In my mind, you are still a young man who has been thrust into the Presidential race after your mother died, awakening in us a rare sense of hope after spending years, perhaps even decades, accepting corruption as a way of life, as the way things will always be. It is the way one survives in this country, by allowing one’s rage and disappointment to be dampened over time as the corruption one witnesses in the highest echelons of government, or in the road projects outside one’s house, or in the glaring inequality one sees day after day after day, becomes a constant in one’s life, a radio static to which one grows frighteningly deaf.
Your mother’s death shook us awake, reminding us of the sacrifices she and your father made for a country that many of us had given up on, whether we still lived here or had packed our bags for more prosperous lands. “Walang pag-asa ang Pilipinas,” I’ve heard Filipinos mutter under their breath, a mantra of disillusionment that makes every effort to improve our lot appear like a complete waste of time. Your father didn’t believe this at all, sacrificing his life for a country that would go on to belittle his sacrifice; your mother didn’t believe this either, putting her own personal safety on the line to help overthrow a dictator and restore democracy. Were we grateful at all for the freedoms we gained from their sacrifices, as we complained about the things your mother did or failed to do during her term, or about all your character flaws, and every single thing you failed to do when you were President? Could we have anticipated the election of another authoritarian who worshipped the dictator your parents helped overthrow, or did some of us simply desire to return to those dark years, harboring a secret wish, as we invoked our freedom of speech to undermine your achievements, to destroy all our hopes for a better tomorrow?

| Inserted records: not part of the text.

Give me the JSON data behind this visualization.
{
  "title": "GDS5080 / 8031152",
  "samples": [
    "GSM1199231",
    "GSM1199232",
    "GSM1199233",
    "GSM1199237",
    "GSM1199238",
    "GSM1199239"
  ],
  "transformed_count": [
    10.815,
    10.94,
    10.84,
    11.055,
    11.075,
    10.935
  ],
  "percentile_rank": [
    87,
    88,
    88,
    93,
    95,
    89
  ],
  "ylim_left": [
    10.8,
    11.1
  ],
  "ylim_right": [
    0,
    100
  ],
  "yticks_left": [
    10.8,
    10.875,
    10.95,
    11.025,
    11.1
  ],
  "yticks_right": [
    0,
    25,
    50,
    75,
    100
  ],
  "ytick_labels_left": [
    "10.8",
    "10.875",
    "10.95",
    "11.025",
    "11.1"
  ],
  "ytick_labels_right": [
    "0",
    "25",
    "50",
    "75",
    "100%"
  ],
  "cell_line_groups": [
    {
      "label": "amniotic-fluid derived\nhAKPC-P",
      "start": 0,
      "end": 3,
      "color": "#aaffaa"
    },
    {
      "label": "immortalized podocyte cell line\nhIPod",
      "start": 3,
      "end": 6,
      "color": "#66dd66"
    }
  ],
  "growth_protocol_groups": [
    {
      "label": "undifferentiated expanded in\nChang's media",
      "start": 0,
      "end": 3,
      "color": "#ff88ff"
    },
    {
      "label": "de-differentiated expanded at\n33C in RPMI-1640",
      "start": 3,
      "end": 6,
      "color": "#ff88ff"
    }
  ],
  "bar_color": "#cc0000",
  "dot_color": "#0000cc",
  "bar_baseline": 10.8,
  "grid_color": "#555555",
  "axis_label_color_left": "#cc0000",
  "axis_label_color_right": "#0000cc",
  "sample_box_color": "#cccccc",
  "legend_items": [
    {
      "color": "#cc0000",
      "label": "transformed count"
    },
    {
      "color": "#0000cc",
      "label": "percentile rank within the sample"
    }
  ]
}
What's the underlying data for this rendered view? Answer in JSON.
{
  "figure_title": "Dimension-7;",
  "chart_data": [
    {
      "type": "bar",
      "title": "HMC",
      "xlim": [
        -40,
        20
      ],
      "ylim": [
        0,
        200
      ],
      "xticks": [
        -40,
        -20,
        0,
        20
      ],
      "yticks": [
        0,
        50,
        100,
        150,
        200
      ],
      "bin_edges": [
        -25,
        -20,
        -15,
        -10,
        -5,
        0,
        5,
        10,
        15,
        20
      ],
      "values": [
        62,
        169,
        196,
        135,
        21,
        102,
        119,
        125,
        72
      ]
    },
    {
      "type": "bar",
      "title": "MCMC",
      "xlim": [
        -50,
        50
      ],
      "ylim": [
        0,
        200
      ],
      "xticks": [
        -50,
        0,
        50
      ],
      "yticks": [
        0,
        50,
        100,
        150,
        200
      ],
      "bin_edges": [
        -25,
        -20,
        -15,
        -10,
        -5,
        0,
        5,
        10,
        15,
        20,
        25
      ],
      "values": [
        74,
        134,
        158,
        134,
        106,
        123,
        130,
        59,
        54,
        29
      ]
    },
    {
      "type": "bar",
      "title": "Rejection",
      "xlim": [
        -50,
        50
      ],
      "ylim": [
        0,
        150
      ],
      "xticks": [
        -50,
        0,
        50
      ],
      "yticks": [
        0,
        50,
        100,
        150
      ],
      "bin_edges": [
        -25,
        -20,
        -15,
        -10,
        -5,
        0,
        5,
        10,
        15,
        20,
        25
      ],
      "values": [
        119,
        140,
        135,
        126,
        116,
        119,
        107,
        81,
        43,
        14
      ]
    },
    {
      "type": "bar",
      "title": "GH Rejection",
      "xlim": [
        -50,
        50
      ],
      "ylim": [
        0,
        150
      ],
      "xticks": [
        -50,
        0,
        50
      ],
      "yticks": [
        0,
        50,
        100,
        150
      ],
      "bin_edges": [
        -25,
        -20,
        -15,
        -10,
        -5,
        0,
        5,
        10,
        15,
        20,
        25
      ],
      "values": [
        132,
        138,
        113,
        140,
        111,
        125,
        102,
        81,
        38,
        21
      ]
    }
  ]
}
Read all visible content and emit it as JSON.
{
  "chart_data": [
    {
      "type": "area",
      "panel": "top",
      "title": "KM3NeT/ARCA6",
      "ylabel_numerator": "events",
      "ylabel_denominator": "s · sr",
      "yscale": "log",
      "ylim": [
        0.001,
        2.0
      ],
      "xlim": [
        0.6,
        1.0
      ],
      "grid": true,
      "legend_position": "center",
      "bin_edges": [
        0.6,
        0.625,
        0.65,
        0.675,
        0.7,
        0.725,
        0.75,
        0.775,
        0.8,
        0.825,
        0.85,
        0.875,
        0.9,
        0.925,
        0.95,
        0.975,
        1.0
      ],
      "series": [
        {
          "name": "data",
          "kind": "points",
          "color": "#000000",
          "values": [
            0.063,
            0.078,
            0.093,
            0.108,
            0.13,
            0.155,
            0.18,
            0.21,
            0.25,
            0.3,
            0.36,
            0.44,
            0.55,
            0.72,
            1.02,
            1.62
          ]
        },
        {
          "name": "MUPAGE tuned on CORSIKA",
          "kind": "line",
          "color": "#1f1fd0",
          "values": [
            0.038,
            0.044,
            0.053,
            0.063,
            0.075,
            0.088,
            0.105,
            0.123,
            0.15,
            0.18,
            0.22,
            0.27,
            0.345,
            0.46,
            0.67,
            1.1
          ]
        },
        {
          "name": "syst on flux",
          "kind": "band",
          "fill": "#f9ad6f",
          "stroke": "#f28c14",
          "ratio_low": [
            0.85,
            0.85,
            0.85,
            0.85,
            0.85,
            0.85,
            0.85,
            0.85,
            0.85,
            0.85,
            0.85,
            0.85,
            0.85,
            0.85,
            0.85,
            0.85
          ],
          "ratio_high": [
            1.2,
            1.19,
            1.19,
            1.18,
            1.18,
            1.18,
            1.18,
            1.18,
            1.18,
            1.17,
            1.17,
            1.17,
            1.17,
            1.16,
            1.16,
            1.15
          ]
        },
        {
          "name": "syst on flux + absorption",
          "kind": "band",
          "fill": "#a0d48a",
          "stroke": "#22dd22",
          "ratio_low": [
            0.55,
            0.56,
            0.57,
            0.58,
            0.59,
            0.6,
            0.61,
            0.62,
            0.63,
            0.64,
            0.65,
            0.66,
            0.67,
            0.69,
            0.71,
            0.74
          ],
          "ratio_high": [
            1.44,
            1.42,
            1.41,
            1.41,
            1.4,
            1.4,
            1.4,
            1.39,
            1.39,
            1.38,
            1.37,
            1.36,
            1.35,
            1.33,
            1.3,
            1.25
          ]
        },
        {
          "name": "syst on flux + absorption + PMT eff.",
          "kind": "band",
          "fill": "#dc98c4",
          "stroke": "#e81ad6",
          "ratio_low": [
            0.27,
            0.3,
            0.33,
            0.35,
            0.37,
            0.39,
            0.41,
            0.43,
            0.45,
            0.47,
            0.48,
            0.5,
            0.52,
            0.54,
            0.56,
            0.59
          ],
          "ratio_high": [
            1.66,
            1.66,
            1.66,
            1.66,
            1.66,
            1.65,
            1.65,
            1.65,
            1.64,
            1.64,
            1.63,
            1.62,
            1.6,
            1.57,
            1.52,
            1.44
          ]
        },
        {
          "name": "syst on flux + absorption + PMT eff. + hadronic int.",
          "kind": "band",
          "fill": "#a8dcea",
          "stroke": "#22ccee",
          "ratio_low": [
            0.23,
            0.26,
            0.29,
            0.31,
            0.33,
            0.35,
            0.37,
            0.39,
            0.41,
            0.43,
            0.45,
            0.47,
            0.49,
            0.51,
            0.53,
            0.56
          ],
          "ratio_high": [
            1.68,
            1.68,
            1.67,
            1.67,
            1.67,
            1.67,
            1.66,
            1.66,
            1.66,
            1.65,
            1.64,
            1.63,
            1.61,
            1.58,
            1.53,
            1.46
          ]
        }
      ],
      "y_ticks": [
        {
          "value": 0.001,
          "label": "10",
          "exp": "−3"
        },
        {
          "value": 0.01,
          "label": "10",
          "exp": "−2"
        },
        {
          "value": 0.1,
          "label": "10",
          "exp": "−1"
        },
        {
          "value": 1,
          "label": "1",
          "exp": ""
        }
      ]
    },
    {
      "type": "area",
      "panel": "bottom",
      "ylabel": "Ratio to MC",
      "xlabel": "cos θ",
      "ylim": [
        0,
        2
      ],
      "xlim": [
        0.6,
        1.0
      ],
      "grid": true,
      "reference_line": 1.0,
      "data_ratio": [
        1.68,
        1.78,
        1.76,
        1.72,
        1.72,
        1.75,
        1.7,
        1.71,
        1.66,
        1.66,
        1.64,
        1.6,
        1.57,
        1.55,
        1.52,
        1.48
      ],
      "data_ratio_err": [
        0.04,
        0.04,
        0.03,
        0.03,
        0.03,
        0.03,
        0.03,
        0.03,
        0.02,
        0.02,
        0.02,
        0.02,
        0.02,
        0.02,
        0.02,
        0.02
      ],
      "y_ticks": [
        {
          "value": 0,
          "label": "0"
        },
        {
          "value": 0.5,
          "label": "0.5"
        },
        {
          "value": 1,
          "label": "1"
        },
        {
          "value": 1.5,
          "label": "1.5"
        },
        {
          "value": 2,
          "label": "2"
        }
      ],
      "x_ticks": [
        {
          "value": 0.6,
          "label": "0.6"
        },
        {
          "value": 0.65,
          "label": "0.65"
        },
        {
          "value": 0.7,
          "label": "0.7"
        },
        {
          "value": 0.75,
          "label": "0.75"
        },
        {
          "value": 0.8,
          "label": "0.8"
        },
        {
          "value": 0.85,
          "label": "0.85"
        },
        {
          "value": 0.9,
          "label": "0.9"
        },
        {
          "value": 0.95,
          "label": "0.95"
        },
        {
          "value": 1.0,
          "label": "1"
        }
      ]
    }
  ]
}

For this is the one thing you gave us, which your predecessors failed to instill in us: a capacity for hope. Unlike your predecessors, you vowed to go after corrupt officials who lined their pockets with our hard-earned money, after tax evaders who drained our country’s resources by refusing to pay their fair share. You knew that these were the people who held our country back, whose unprosecuted crimes diminished our faith in a government that was meant to serve us. You knew that a culture of corruption led to a collective disillusionment that corrupted our souls, and allowed us to accept the moral degeneracy around us as a fact of life. Perhaps even you could not completely fathom the depths of our own corruption, and our capacity to elect a leader who speaks with relish about murder and rape. My heart breaks when people make a joke of your death, making me wonder if our moral center has died with your passing.
My mother sobbed this morning when we learned of your death. We used to criticize you too, but there’s something about your untimely departure that makes me unbearably sad. These are dark times in which even I have lost the capacity to hope, and with your passing I ask myself if I still have the strength to keep my remaining embers of hope warm and ready. They made a mockery of your legacy in recent years, and not once did you try to defend yourself, even as your quiet accomplishments came to light in spite of all efforts to erase these from people’s memories. Some of my own friends have distanced themselves from you to avoid being labeled “dilawans”, a cuss word spat out to belittle you and the people who still believe in what you stood for.
The Philippine Left will of course dismiss your achievements, in the same way that they belittled your intellect and harassed you with all sorts of ableist insults when you were President. They will still try to vilify you, if only to erase from people’s memories their initial unabashed support of the current President, their acceptance of cushy government positions in exchange for their silence over the ongoing genocide of our nation’s poor. Despite their efforts to make us forget about your sacrifices and the selflessness of your parents, not all of us will forget. I will never forget.